Published February 23, 2015
Federal Minister Ahsan Iqbal and Zhang Xiaoqiang, Vice Chairman, National Development and Reforms Commission, inaugurate 'Pak-China Economic Corridor Secretariat' in Planning Commission.— INP/File
Federal Minister Ahsan Iqbal and Zhang Xiaoqiang, Vice Chairman, National Development and Reforms Commission, inaugurate 'Pak-China Economic Corridor Secretariat' in Planning Commission.— INP/File

ISLAMABAD: The Pakistan Environment Protection Agency (Pak-EPA) has denied clearance for the construction of the Raikot-Islamabad highway which is to form a part of the 2,445 kilometre-long China-Pakistan Economic Corridor (CPEC).

Last week, the agency rejected the Environment Impact Assessment (EIA) report for the project, describing it unprofessional and lacking information about the costs to environment.

“The report is confusing. The builders of the highway need to address the matter in a serious manner, especially to prevent delays on a mega project of such national importance,” said Dr Mohammad Khurshid, the Epa director general.

Also read: Analysis: China-Pakistan corridor or labyrinth?

Section 12 of the Environmental Protection Act 1997 explains that an EIA report has to be filed and approval obtained from the federal authority on environmental impacts before the construction begins on small or large development projects that can likely cause adverse ecological effects.

Prepared by a private firm, the report does not mention land requirements, demarcation of the land and the number of people to be affected and their resettlement plans. Most importantly, as Dr Khurshid put it, the report does not mention the costs to environment.

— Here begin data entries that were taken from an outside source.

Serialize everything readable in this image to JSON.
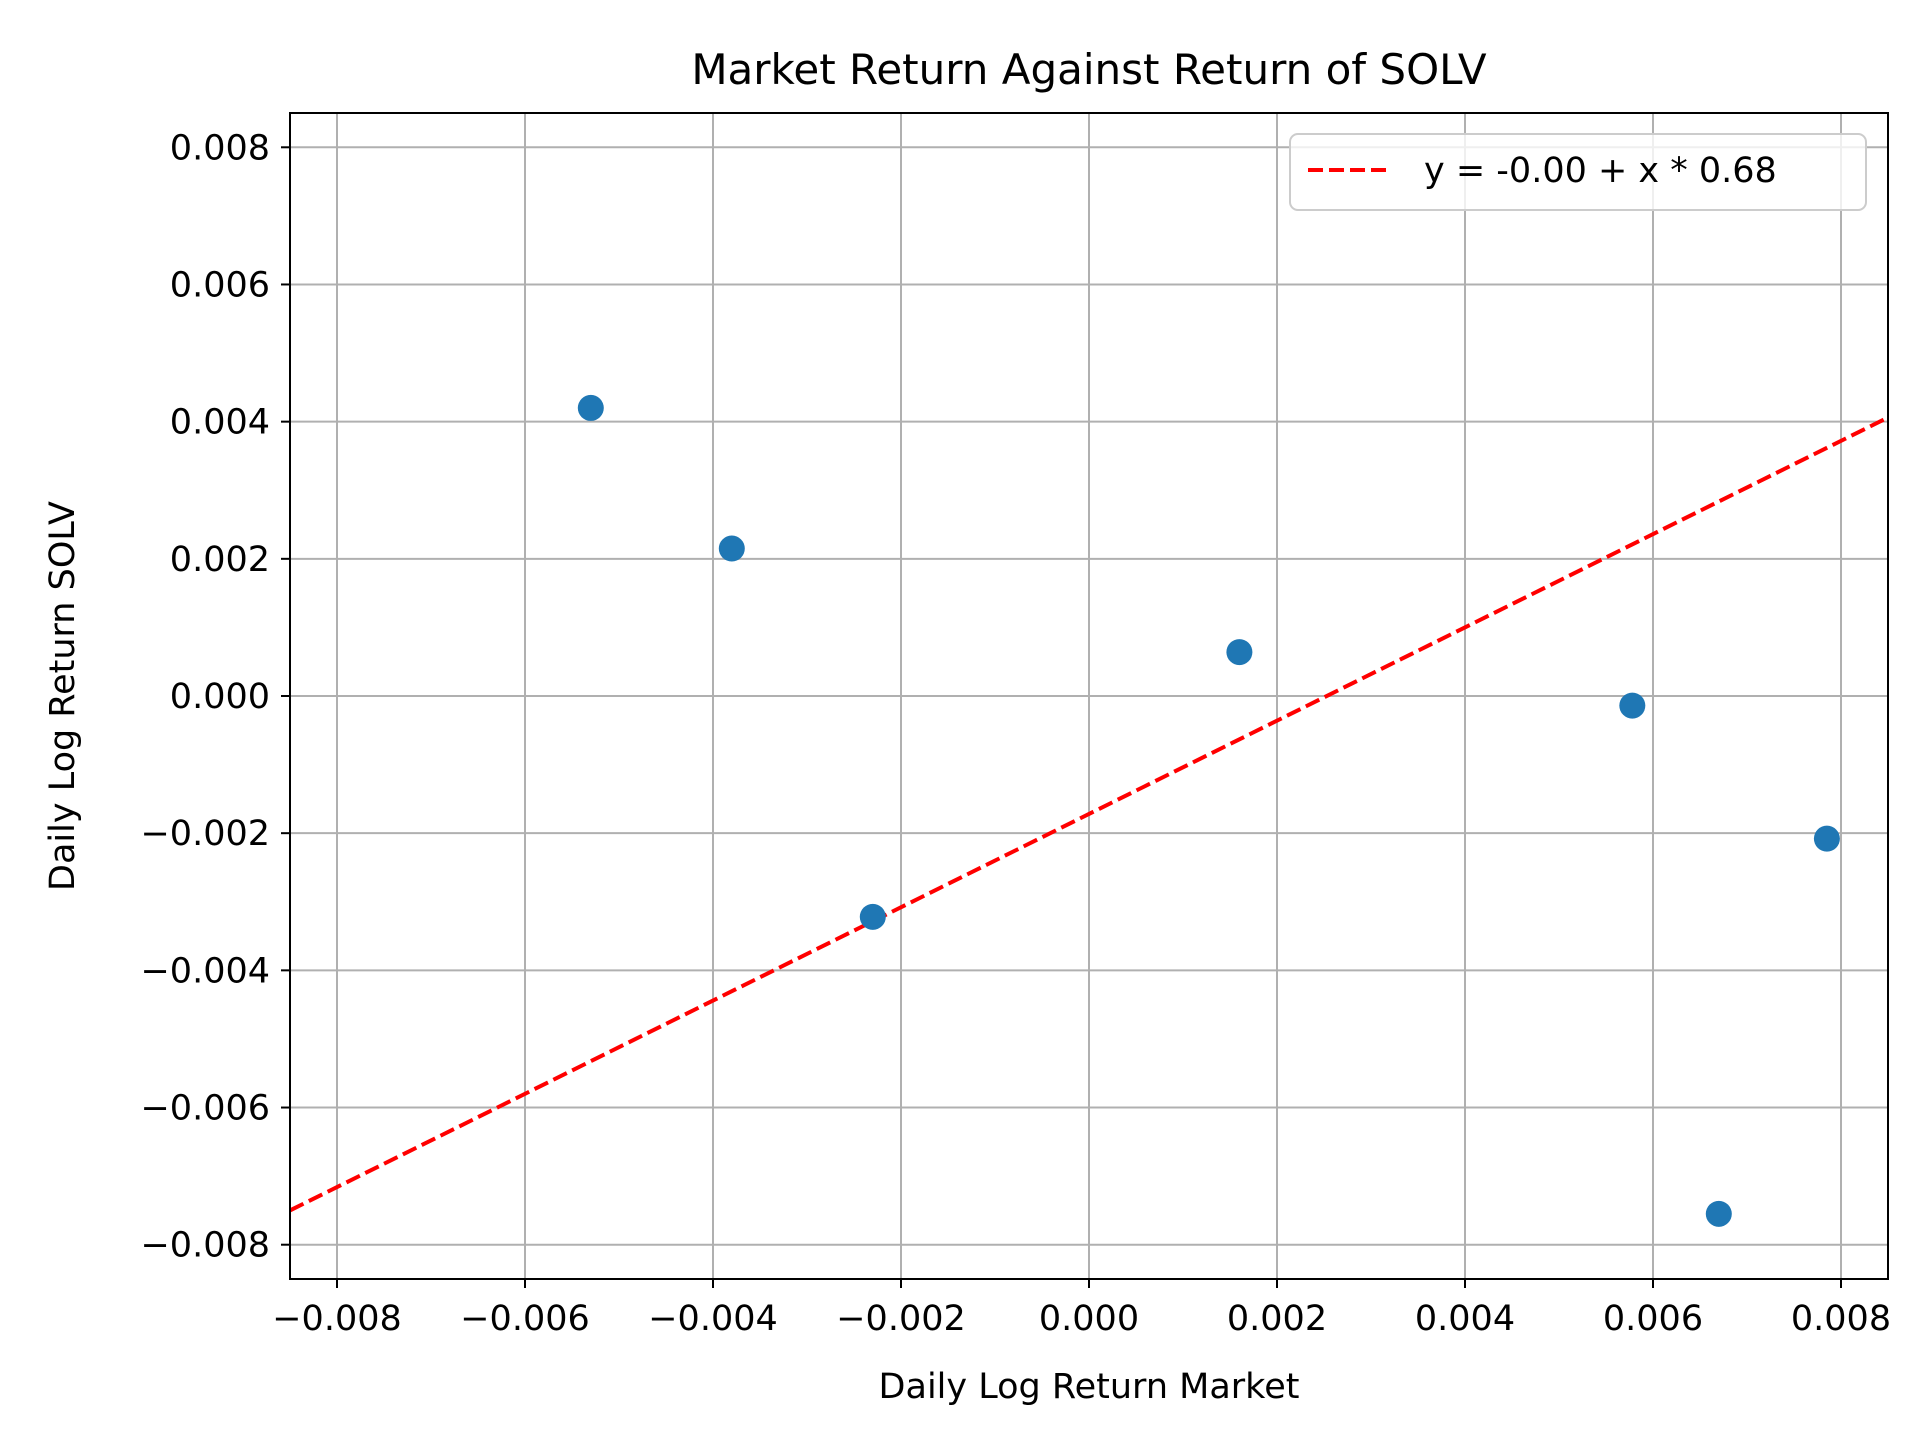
{
  "chart_data": {
    "type": "scatter",
    "title": "Market Return Against Return of SOLV",
    "xlabel": "Daily Log Return Market",
    "ylabel": "Daily Log Return SOLV",
    "xlim": [
      -0.0085,
      0.0085
    ],
    "ylim": [
      -0.0085,
      0.0085
    ],
    "xticks": [
      -0.008,
      -0.006,
      -0.004,
      -0.002,
      0.0,
      0.002,
      0.004,
      0.006,
      0.008
    ],
    "yticks": [
      -0.008,
      -0.006,
      -0.004,
      -0.002,
      0.0,
      0.002,
      0.004,
      0.006,
      0.008
    ],
    "xtick_labels": [
      "−0.008",
      "−0.006",
      "−0.004",
      "−0.002",
      "0.000",
      "0.002",
      "0.004",
      "0.006",
      "0.008"
    ],
    "ytick_labels": [
      "−0.008",
      "−0.006",
      "−0.004",
      "−0.002",
      "0.000",
      "0.002",
      "0.004",
      "0.006",
      "0.008"
    ],
    "grid": true,
    "legend": "upper-right",
    "series": [
      {
        "type": "scatter",
        "color": "#1f77b4",
        "points": [
          {
            "x": -0.0053,
            "y": 0.0042
          },
          {
            "x": -0.0038,
            "y": 0.00215
          },
          {
            "x": -0.0023,
            "y": -0.00322
          },
          {
            "x": 0.0016,
            "y": 0.00064
          },
          {
            "x": 0.00578,
            "y": -0.00014
          },
          {
            "x": 0.0067,
            "y": -0.00755
          },
          {
            "x": 0.00785,
            "y": -0.00208
          }
        ]
      },
      {
        "type": "line",
        "name": "y = -0.00 + x * 0.68",
        "style": "dashed",
        "color": "#ff0000",
        "intercept": -0.00172,
        "slope": 0.68
      }
    ]
  }
}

The private firm has been hired by the National Highway Authority (NHA) and the China Road and Bridge Corporation, jointly working on the Raikot-Islamabad stretch of the CPEC.

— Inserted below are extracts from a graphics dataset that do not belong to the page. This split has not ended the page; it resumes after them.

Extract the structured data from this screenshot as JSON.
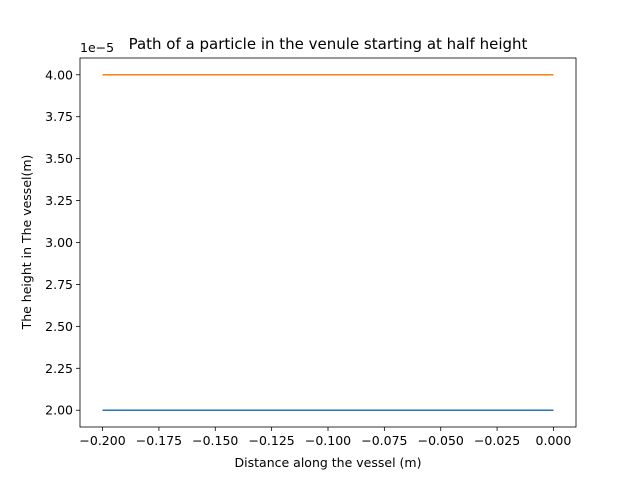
{
  "chart_data": {
    "type": "line",
    "title": "Path of a particle in the venule starting at half height",
    "xlabel": "Distance along the vessel (m)",
    "ylabel": "The height in The vessel(m)",
    "y_offset_text": "1e−5",
    "xlim": [
      -0.21,
      0.01
    ],
    "ylim": [
      1.9,
      4.1
    ],
    "grid": false,
    "x_ticks": [
      -0.2,
      -0.175,
      -0.15,
      -0.125,
      -0.1,
      -0.075,
      -0.05,
      -0.025,
      0.0
    ],
    "x_tick_labels": [
      "−0.200",
      "−0.175",
      "−0.150",
      "−0.125",
      "−0.100",
      "−0.075",
      "−0.050",
      "−0.025",
      "0.000"
    ],
    "y_ticks": [
      2.0,
      2.25,
      2.5,
      2.75,
      3.0,
      3.25,
      3.5,
      3.75,
      4.0
    ],
    "y_tick_labels": [
      "2.00",
      "2.25",
      "2.50",
      "2.75",
      "3.00",
      "3.25",
      "3.50",
      "3.75",
      "4.00"
    ],
    "series": [
      {
        "color": "#1f77b4",
        "x": [
          -0.2,
          0.0
        ],
        "y": [
          2.0,
          2.0
        ]
      },
      {
        "color": "#ff7f0e",
        "x": [
          -0.2,
          0.0
        ],
        "y": [
          4.0,
          4.0
        ]
      }
    ]
  }
}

“The alignment of the road is not clear as the report suggests. So we do not know if forests are being cut to clear the way for the highway. The road cannot go through a protected land because it will stop the project. These are some of the factors that the builders need to explain,” said Dr Khurshid.

In response to the assessment report, the environment agency has written to the NHA to change the EIA team or expand it.

“This is exactly why trees are being cut because non-professional people have done environmental assessment. The builders need to hire experts such as civil, environmental and forestry engineers to ensure proper reporting.”

Dr Khurshid also explained how his office was dealing with random consultant companies that conducted environmental assessments and prepared weak reports as done in the past, causing irreparable losses to nature.

“We are in the process of making rules to register companies that conduct environment assessment for development projects. EIAs will only be accepted if they are conducted by Pak-EPA-approved companies.”

However, Saqlain Ikram, who is the focal point in the NHA, said the trade corridor was a state-of-the-art project which would be all weather, faster and safer to travel.

“The project is still in its feasibility stages and would be completed in phases. The government is making sure that there are minimum disturbances to nature and the project passes through least densely populated areas.”

He said the natural habitat and resettlement and social sector issues were must-meet-requirements for such large scale projects that would connect important regions of the country and trigger economic growth.

The realignment of the 24-km-long portion of the Karakoram Highway is also part of the project. It consists of two lanes from Khunjerab Pass to Mansehra, four lanes from Mansehra to Islamabad and six lanes from Islamabad to Gwadar. Work on its feasibility study is likely be completed by June 2015. The NHA is also reconstructing the 230 kilometres of the KKH to accommodate the four proposed dams along the highway.